A expressão de Maeve se transformou numa frieza, surgindo tão de repente que até Davina se assustou, talvez a maga tivesse passado do ponto com as palavras e ferido a serpente no momento errado, mas logo o tédio surgiu na mesma rapidez, dando um ar de uma calma incerta para o rosto da serpente. Naquele momento, Davina percebeu que usou as palavras erradas para chegar em Maeve. 

No entanto, elas não podiam ser retiradas. Já haviam chegado fundo no peito da prisioneira.

— O que está propondo? Só para saber.

Reunindo toda sabedoria adquirida por anos, tentou a rainha. — Um voto de confiança. Digamos assim.

Maeve riu seco. O desdém em suas próximas palavras.

— Eu nunca vou confiar em nenhum mago ou qualquer ser que exista em Adira novamente.

— Confia em Guia.

Lembrou Davina, e se arrependeu por cutucar o leão com vara curta.

Maeve se fechou, notando que tinha falado demais para seu próprio bem, e encostando a cabeça na parede buscando apoio, ela pousou suas mãos em seus joelhos e permaneceu assim até Davina se tocar que ela não queria saber de mais nada. A rainha já tinha dito suas intenções, e agora que Maeve sabia iria recuar e permitir que a outra fosse embora quando se cansasse, assim levaria sua arrogância com ela.
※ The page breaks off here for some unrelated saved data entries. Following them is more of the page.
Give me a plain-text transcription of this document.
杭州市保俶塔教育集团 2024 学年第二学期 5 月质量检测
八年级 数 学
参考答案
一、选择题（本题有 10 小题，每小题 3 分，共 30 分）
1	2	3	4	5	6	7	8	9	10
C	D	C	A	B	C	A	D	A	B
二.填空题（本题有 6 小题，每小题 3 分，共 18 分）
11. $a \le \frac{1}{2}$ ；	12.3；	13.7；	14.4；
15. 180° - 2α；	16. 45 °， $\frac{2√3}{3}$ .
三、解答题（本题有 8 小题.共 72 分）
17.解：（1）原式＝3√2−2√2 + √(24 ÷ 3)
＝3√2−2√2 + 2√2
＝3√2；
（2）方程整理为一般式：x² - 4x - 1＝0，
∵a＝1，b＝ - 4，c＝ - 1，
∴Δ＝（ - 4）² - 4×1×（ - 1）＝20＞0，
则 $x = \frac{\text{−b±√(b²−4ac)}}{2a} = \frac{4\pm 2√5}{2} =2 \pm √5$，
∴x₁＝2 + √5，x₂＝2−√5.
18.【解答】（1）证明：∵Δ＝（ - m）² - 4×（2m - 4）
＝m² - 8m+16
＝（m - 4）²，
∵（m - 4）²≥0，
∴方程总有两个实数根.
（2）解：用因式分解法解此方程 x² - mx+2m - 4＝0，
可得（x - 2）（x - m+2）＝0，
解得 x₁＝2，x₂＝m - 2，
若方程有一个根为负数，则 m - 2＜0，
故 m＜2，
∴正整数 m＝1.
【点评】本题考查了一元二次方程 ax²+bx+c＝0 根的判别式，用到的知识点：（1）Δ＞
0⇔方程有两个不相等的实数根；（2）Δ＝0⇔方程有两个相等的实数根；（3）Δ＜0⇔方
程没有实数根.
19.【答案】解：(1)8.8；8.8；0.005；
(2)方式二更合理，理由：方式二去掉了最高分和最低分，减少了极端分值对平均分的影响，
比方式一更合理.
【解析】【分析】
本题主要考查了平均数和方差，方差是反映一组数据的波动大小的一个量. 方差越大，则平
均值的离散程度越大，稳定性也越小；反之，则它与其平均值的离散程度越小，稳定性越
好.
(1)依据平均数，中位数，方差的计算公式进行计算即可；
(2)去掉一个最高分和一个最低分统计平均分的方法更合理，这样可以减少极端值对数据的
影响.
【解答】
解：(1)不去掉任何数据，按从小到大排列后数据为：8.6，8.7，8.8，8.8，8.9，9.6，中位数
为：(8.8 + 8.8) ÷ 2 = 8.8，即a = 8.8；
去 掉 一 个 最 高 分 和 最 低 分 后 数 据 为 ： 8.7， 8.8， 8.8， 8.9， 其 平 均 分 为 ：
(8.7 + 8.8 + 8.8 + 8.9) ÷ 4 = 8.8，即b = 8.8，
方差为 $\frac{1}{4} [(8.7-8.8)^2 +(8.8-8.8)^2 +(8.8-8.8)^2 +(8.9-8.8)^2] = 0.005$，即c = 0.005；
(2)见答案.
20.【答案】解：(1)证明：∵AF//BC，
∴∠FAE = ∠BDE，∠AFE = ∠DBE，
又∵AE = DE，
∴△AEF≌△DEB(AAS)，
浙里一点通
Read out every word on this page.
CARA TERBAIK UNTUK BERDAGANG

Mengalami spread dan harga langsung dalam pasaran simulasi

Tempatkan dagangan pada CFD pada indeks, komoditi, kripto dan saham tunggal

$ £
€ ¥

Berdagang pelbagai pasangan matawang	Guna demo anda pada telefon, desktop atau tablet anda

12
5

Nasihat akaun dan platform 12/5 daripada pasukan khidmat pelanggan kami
Para o azar de Maeve, ela não foi tão cedo, e insistiu.

— Gostaria de saber que relação havia entre vocês, além dos dois serem escolhidos.

Os lábios de Maeve se curvaram um pouco, era a primeira vez que sorria desde sua volta, era estranho se divertir com a curiosidade recente da mulher, mas nada respondeu, e Davina, que era um poço de calma e quietude um segundo atrás, se alterou.

— Responda. — exigiu — Deve colaborar!

Maeve fingiu interesse nas palavras vazias. — Porque faria?

— Posso te ajudar! Posso salvá-la e deixar que faça o que nasceu para fazer. Apesar de ser um mago, uma raça distinta da sua, sei que nós no fim queremos a mesma coisa.

Davina parecia desesperada quando dizia as palavras e apertava a grade da cela com força ao mesmo tempo. Maeve poderia tentar atacá-la, tentar discutir, mas estava cansada do rumo da conversa, e não teria chances, a cela tinha uma barreira protetora que se ela encostasse desmaiaria de tão fraca que estava. Por fim, apenas esclareceu.

— Seu discurso não me comove. Eu não quero a sua ajuda ou qualquer coisa que venha de vocês. E se pensa que haverá qualquer acordo entre nós, está enganada. O que eu puder fazer para ser inútil para qualquer mago, fênix ou pessoa que acha que pode me controlar, farei, com maior prazer.

Maeve sentiu sua pulsação na garganta e fechou os olhos ao perceber que poderia ter desespero em seu olhar. Sua postura poderia ser descontraída, mas estava nervosa e chateada.

Quando Davina finalmente se cansou, disse.

— Mandarei trazer seu café e almoço, precisa estar forte para quando começar a lutar.

Maeve abriu um dos olhos e viu a mulher se afastando. 

Depois daquela conversa seu dia inteiro foi comprometido.